Ryland Angel: "Freud und Lust"
Arias and Hymns by J. C. Bach, J. S. Bach and Buxtehude; Holy Trinity Bach Players, Erickson. Texts and translations. Deux Elles 1147
British countertenor Ryland Angel is joined by New York's Holy Trinity Bach Players under long-time director Rick Erickson for a novel program of music generated by Germanic Lutheran composers for use in churches in the seventeenth and eighteenth centuries. As women and castratos generally did not figure in liturgical music in the German-speaking lands, countertenors were regularly employed in the alto parts.
For most listeners, Danish-born Dietrich Buxtehude (c. 1638–1707) boasts a name more familiar than his remaining works, which show great skill and enjoyable string writing. (Many of his pieces are now lost, including the apparently influential oratorios.) The disc presents three chorale settings. The CD title (Joy and Desire) comes from the celebratory aria "Jesu, meine Freud and Lust"; by comparison, the strophic aria "Wenn ich, Herr Jesu, habe dich" is contemplative and sorrowful. A third Buxtehude setting employing the Latin Vulgate for Psalm 97:4-6, "Jubilate Domino," yields Angel's vocal line alternating with Carlene Stober's excellent viola da gamba. Johann Christoph Bach, not "our" Johann Sebastian's elder brother and probable keyboard instructor nor his prolific composer son Johann Christoph Friedrich, but his father's first cousin of the same name, an organist and church composer at Eisenach. This J. C. Bach lived from 1642 to 1703 and enjoyed considerable renown, if little financial stability. His lamenting "Ach, dass ich Wassers gnug hätte" worthily keeps company with two short, sleepy vocal pieces at least attributed to Johann Sebastian Bach.

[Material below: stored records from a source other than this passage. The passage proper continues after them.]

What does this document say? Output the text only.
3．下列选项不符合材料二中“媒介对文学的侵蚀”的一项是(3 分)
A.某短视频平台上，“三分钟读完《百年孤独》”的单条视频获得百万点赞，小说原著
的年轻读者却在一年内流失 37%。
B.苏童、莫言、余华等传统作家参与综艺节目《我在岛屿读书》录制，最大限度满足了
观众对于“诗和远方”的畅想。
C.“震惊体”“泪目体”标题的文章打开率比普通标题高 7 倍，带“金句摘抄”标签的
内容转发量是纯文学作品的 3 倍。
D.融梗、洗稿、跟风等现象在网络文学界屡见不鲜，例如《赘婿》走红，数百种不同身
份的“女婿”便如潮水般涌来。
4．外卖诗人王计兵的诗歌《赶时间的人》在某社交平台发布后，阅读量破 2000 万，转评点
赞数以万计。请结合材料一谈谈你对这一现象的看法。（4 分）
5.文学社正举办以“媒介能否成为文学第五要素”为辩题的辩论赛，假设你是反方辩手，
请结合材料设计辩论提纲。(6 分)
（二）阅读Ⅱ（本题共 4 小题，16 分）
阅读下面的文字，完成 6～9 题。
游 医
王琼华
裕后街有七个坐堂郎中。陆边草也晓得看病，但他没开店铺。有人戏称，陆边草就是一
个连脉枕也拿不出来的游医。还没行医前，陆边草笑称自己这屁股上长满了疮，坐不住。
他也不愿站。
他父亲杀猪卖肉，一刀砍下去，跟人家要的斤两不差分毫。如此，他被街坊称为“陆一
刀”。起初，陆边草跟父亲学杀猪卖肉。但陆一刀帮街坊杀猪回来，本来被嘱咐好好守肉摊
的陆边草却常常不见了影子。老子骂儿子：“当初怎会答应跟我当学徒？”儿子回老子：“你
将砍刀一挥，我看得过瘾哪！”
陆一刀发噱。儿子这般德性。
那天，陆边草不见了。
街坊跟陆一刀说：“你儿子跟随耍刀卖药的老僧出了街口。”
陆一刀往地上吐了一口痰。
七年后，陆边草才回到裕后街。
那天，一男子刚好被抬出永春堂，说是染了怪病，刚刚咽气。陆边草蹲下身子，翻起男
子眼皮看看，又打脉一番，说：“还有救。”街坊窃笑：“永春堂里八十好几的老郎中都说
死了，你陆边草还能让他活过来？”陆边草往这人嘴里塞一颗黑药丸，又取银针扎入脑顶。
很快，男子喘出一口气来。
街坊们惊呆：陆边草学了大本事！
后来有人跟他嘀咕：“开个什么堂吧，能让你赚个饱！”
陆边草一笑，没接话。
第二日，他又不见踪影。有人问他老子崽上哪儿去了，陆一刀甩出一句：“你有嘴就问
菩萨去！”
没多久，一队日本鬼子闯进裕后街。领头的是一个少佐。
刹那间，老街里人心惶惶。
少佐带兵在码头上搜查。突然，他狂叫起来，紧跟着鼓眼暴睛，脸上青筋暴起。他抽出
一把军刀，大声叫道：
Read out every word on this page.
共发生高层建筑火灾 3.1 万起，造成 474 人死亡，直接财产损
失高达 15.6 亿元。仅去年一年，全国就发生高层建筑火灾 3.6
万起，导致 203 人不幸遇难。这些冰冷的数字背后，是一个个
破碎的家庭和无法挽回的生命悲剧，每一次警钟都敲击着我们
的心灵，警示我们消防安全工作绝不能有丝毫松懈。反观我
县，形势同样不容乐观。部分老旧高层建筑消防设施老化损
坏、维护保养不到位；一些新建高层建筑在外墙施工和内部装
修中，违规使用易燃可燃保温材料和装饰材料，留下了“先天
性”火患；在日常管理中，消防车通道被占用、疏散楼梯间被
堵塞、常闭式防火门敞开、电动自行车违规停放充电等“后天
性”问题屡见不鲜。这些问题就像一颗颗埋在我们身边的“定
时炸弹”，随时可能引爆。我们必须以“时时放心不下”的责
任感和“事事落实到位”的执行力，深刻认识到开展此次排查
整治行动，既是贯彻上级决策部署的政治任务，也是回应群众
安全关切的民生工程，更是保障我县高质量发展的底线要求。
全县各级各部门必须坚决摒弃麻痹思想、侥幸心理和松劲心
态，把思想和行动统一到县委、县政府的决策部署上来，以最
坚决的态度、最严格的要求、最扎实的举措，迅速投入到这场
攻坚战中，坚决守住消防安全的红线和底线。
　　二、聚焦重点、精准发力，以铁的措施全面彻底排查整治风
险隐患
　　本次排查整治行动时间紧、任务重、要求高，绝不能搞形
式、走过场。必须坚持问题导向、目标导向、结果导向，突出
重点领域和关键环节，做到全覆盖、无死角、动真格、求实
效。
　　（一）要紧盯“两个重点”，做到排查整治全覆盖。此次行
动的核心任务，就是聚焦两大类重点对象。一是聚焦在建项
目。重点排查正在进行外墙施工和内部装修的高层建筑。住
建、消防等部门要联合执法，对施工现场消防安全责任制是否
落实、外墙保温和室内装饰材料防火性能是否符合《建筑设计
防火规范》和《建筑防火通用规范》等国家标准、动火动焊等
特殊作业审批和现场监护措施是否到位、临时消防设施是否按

Angel is a sensitive musician, but the timbre of his instrument is rather churchy and plain, particularly at the bottom of his compass. Diction makes evident the singer's textual comprehension but doesn't always increase that of his listeners. Vowels, in particular, can get distorted by Angel's vibrato-avoiding vocal production. Countertenor timbre seems to be very much a matter of individual taste, so perhaps other listeners will be drawn to Angel's undoubtedly informed and earnest singing; I grew to appreciate it somewhat more in multiple listens. I regularly complain about time devoted to instrumental tracks on issues billed as vocal in nature. but the nineteen minutes on this fifty-eight minute CD devoted to two radiant, engagingly played Buxtehude sonatas for strings and Erickson's organ actually provided the greatest enjoyment the well-engineered Freud und Lust offers.